During the summer they’re fifteen, Elena lives and works in an inn on the island of Ischia and writes religiously to Lila. When, finally, Lila returns the favor, with a densely inscribed letter of five pages, Elena is humbled by Lila’s eloquence, embarrassed by what she considers her own childish scribblings. She notes that the tone Lila struck in her letter-writing was familiar—in fact, Elena was hearing the same voice she’d heard years ago in The Blue Fairy: “Lila knew how to speak through writing; so different from my way . . . she expresses herself with phrases so well-honed, and without error even though she’d stopped her studies, more so there wasn’t a trace of the unnatural, nothing artificial in what she wrote . . . I read and I saw her, I heard her . . even more than when, face to face, we spoke.”

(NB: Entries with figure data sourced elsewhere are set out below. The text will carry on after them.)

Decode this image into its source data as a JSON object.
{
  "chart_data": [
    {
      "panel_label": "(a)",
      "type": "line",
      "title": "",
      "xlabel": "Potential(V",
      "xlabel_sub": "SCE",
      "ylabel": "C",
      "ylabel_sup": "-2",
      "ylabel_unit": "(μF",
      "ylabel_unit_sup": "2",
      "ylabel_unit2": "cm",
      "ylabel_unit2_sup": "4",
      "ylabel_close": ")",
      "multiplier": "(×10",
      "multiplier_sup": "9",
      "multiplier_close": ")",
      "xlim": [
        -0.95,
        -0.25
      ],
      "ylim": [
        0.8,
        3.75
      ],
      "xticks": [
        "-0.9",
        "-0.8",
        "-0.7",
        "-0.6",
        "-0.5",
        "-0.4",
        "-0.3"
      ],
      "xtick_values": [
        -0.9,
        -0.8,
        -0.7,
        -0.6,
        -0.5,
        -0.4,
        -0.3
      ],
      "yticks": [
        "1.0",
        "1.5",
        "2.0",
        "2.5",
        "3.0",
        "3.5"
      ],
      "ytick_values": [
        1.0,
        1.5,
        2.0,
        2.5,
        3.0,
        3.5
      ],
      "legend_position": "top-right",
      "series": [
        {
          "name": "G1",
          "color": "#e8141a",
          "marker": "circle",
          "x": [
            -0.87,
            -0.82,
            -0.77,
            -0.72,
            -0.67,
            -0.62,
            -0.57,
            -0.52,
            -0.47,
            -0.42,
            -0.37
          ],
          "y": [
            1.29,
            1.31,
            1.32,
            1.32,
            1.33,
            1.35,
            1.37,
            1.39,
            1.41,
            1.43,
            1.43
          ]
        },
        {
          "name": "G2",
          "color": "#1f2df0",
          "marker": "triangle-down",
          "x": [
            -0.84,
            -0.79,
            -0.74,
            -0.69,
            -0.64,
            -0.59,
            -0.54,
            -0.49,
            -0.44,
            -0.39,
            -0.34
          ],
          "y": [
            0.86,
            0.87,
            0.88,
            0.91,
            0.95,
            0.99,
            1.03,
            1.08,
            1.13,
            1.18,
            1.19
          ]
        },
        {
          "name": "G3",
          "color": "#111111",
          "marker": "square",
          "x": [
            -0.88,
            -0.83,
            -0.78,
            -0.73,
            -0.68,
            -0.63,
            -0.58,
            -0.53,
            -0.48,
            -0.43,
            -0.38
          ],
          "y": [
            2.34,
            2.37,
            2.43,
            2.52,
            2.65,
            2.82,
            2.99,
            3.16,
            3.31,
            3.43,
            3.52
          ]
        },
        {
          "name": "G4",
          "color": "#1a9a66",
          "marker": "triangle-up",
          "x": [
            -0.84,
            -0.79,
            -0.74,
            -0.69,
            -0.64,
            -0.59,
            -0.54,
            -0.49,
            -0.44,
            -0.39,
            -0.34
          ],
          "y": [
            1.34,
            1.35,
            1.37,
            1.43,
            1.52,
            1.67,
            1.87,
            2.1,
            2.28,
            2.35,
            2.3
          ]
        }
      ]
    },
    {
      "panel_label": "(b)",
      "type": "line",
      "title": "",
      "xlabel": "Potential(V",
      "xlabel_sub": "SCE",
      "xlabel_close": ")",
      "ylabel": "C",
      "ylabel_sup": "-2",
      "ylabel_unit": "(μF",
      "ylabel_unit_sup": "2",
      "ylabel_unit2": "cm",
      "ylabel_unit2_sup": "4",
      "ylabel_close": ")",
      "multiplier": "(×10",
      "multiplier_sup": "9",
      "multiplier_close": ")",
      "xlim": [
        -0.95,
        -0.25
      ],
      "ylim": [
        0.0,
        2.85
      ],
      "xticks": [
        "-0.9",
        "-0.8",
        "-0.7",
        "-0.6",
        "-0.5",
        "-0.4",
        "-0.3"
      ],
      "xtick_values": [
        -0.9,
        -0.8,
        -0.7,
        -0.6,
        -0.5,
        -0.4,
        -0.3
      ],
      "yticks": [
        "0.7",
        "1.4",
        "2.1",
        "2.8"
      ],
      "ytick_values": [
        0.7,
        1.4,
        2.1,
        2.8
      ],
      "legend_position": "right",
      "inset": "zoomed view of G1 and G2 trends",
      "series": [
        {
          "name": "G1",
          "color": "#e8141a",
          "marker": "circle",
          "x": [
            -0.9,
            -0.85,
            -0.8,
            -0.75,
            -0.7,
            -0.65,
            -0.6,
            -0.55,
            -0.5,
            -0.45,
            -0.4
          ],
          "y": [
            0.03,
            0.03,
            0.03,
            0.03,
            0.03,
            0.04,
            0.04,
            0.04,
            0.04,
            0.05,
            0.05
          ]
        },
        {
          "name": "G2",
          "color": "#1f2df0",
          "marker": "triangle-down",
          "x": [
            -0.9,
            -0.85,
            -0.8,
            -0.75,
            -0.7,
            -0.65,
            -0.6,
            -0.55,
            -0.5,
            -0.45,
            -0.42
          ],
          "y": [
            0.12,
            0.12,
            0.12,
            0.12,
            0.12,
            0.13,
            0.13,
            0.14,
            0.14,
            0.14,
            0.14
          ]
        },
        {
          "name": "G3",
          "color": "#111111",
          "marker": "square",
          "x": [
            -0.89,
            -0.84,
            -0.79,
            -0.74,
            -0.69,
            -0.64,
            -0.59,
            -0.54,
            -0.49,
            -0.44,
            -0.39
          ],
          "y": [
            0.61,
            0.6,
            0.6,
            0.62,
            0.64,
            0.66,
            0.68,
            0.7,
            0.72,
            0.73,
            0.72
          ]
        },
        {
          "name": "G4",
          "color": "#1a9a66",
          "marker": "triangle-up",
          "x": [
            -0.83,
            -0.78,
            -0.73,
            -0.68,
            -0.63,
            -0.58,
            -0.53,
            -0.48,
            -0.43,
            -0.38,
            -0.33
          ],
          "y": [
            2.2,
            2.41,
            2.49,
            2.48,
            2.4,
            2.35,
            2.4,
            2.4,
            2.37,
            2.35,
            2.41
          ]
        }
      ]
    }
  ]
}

Towards the end of the book, on Lila’s wedding day, Lila invites Elena into her bedroom, so that they can be alone, so that Elena can help bathe Lila and dress her in her wedding gown. Before Lila disrobes, and Elena sees her friend in the nude for the first time, they have this conversation:

L: “Whatever happens, you have to continue your studies.”

E: “Two more years. Then I get my license and I’m finished.”

L: “No, don’t you ever finish: I will give you the money, you need to go on studying.”

E: “Thanks, but school does end after a point.”

L: “Not for you: You are my brilliant friend, you must become the best of all, of men and women.”

And so we witness an unexpected reversal: Elena Greco has inherited the title of Elena Ferrante’s novel, has gained the respect of the friend she most loves and of the writer she wishes to emulate.